Der Regen prasselte auf die Fensterscheiben. Sehnsüchtig sah Alice nach draußen. Sie war im Musikraum. Die Stunde vor der Freistunde war ausgefallen. Einige waren daher bereits nach Hause gegangen, da sie sich die letzte Stunde Deutsch einfach sparen wollten. Doch Alice war glücklich über einige mehr Minuten am Klavier. Sie hatte die Stunde genutzt ein wenig zu üben. Bald hatte sie wieder ihr erstes Klaviervorspiel, welches zwar nicht allzu wichtig war, aber dennoch geübt sein sollte. Dann hatte sie sich ans Fenster gesetzt und nach draußen gestarrt. Sie fand es immer wieder lustig, noch die letzten Lehrer und Schüler aus irgendwelchen Gründen über den nassen Schulhof hasten zu sehen. Die Kapuzen über die Stirn gezogen und möglichst schnell laufend. Erst eine warme Umarmung brachte Alice wieder in die Realität zurück. Stephanie schlang ihre Arme um ihre Taille und kuschelte sich an sie. Alice lächelte und sah sie an. Sie küssten sich sanft. Stephanies Haar roch nach frischer Minze. Es stand ihr gut.
"Hallo Schönheit", raunte Stephanie ihr zu und küsste sie auf die Wange. Alice wurde sofort rot. Sie konnte nie gut mit Komplimenten umgehen. "Awww du bist immer so süß, wenn du verlegen bist!", rief Stephie , knuddelte sie noch fest, bevor sie von ihr abließ und sich an den Flügel setzte. Sie fing an Akkorde zu spielen und dabei lauthals und schräg zu singen. Eigentlich hatte Stephanie keine so schlechte Stimme, aber ses machte ihr unglaublich viel Spaß, schief zu singen. Alice lächelte und stützte sich auf den Flügel, während sie ihre Freundin betrachtete. Freundin! Ja! Stephanie und Alice, Alice und Stephanie... immer wieder hörte sie es im Kopf und sie konnte nicht umhin, glücklich zu lächeln. Sie hätte sich nie erträumen lassen, dass sie mit Stephanie zusammen sein würde. Trotz aller Verwirrungen, allen Streitigkeiten. Stephanie hatte ihr verziehen und dafür war Alice mehr als dankbar. Es hatte sich nicht viel verändert zwischen ihnen.
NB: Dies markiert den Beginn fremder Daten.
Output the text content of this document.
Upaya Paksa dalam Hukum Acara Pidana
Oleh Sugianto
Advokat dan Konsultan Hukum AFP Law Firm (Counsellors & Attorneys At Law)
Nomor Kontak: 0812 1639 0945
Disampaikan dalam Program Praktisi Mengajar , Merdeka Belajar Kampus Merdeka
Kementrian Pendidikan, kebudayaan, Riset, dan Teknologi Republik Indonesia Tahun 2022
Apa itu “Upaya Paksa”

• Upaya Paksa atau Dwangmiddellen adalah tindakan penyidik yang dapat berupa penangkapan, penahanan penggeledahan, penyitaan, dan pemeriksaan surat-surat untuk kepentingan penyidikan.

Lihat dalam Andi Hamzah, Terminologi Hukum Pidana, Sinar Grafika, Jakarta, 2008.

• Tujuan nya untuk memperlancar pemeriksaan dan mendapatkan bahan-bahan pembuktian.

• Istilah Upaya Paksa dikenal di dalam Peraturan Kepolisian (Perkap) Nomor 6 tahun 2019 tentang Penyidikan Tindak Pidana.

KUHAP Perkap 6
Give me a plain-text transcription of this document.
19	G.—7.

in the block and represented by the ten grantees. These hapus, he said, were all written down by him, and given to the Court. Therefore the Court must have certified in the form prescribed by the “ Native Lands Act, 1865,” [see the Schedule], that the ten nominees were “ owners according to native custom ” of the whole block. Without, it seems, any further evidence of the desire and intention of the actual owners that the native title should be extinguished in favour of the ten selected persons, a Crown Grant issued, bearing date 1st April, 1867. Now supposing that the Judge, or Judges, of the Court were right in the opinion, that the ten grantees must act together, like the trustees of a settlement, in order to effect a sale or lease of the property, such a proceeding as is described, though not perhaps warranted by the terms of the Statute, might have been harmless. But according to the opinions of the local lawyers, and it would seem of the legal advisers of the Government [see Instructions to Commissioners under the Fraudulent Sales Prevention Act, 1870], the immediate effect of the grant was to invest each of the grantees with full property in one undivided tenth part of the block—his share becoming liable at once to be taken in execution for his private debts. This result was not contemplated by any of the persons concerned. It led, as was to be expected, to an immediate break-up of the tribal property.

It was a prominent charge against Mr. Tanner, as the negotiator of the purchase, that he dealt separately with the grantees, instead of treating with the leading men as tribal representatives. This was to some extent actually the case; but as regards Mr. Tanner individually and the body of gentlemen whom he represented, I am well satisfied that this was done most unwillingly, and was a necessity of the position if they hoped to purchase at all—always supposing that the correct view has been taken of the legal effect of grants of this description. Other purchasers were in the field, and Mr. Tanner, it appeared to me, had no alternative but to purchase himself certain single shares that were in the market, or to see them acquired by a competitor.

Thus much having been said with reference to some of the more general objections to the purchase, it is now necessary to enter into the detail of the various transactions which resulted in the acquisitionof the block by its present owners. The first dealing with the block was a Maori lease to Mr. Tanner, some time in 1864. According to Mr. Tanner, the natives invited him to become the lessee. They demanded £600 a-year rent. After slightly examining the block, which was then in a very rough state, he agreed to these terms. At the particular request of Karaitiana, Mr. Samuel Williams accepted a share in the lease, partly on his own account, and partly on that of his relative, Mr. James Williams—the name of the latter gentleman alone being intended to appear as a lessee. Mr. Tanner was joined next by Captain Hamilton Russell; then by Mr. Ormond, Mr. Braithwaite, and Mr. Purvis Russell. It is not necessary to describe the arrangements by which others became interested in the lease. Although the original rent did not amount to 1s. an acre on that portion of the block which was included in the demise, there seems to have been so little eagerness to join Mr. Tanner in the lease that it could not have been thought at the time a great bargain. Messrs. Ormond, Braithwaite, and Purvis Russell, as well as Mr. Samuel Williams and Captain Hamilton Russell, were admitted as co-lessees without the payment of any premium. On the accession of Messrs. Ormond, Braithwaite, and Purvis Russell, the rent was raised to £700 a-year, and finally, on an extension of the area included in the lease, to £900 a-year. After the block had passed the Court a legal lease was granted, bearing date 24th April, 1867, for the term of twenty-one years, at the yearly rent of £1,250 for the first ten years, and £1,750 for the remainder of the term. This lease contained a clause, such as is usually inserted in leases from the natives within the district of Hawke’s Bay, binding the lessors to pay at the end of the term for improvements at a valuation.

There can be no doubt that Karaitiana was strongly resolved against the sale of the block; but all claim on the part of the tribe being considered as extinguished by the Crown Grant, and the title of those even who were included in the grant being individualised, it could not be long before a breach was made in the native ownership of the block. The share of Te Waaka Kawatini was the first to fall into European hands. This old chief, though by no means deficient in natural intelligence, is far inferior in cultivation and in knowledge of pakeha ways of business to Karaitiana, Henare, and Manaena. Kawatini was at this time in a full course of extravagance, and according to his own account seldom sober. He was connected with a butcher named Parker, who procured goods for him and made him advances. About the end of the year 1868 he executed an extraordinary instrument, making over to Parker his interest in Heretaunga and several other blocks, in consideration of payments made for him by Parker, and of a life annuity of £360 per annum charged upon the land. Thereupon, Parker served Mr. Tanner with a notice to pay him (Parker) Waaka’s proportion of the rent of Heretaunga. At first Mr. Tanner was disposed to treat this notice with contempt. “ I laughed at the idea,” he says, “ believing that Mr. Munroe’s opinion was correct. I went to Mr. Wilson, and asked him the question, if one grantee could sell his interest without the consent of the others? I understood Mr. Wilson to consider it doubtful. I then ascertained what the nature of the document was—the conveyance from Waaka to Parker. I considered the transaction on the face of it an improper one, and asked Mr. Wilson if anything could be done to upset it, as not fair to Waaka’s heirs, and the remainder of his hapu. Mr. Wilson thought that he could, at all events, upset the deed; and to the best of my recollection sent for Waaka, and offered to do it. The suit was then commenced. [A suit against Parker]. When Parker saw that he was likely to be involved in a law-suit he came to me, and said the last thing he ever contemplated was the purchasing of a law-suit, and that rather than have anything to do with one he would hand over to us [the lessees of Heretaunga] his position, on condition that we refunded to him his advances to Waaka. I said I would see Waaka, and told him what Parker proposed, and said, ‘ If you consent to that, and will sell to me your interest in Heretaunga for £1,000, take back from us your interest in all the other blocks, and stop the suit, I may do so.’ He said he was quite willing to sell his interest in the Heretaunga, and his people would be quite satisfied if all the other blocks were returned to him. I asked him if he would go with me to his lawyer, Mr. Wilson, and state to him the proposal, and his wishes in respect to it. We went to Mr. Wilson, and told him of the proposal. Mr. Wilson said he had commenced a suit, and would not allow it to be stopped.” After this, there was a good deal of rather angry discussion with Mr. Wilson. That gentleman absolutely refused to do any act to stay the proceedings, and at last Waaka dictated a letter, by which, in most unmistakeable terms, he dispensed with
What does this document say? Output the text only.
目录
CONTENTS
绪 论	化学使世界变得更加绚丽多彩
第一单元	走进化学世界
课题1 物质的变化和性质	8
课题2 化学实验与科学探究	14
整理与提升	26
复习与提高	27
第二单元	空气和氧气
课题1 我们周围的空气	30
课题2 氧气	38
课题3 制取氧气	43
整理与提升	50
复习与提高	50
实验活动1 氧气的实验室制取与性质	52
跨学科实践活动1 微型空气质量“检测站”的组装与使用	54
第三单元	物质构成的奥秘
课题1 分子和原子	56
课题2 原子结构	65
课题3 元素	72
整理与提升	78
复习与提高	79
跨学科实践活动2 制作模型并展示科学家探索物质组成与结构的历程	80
Immer noch war da dieses Vertraute. Vielleicht hatte Alice sie schon immer geliebt, schon bevor es ihr überhaupt bewusst war. Sie hätte sich nie gedacht, dass sie sich so sehr zu einem Mädchen hingezogen fühlen konnte. Andererseits hatte sie sich nie für Jungs interessiert. Sie hatte sich nie wirklich Gedanken gemacht. So weit weg erschienen ihr einst die Aussichten, sich zu verlieben. Stephie grinste und fing an einfach nur zu spielen. Die Klänge brachten Alice in eine völlig fremde Welt. Und dennoch, plötzlich in eine Erinnerung, die sie am liebsten vergessen hätte.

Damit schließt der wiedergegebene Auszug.